Wednesday, December 06, 2006


[posted by Nat]
Once upon a time, Benjamin's favorite object in the world was the mobile over his big swing.

Now he can't stand lying back. He must be sitting all the time. So we've put the big swing in storage, and taken out the playpen his grandma gave him. He's delighted:

- papa

Tuesday, December 05, 2006

frog sitting

[posted by bkmarcus]
Today Benjamin is 5 months old. And he is sitting like a champ. So much so that when he does eventually topple over, I find it takes me by surprise. Today we broke out the playpen his grandma gave him so he could have a place to sit and play surrounded by soft surfaces.
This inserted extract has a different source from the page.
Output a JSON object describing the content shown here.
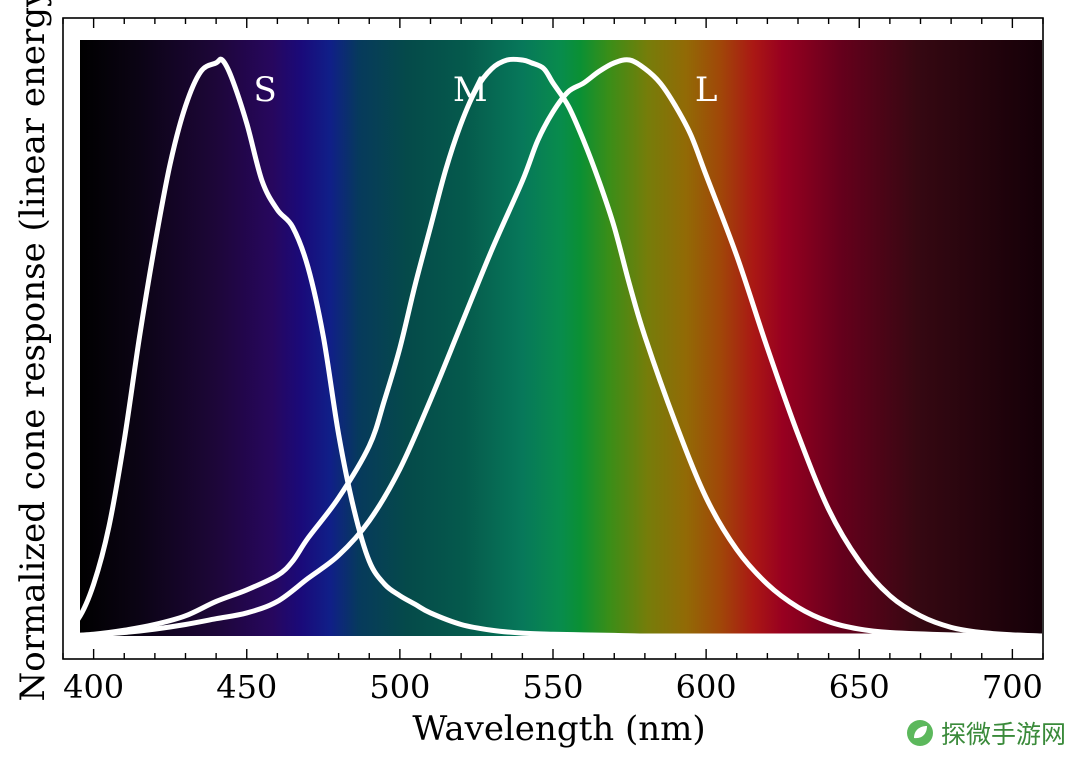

I learned a couple of interesting things today from's weekly mailing:
What's more, making use of the new perspective gleaned from sitting up helps her cognitive development, too. At first, she'll only be able to "frog sit" (with a hunched back and arms forward for support) for a few minutes. Gradually, her balance and strength will improve and before long she'll be sitting up on her own — probably by around 6 or 7 months.
So what I called protositting is called "frog sitting" ...

Seems appropriate.
While some babies adopt rolling as their primary mode of ground transportation for a while, others skip it altogether and move on to sitting, lunging, and crawling. As long as your child continues to gain new skills and shows interest in getting around and exploring his environment, don't worry.
Now that is a relief. As proud as I am of my little froggy for sitting a month or two ahead of schedule — not frog sitting anymore, but gen-u-ine sitting — I've had some concern about the fact that he has stopped rolling over. When his mother does tummytime with him, he tries and fails. Can't remember to get his arm out of the way.
- papa

Monday, December 04, 2006

new AlphaBaby setup

[posted by bkmarcus]
Now that Benjamin is sitting up for long stretches of time, it's easier to give him new things to play with and new ways to play with old things.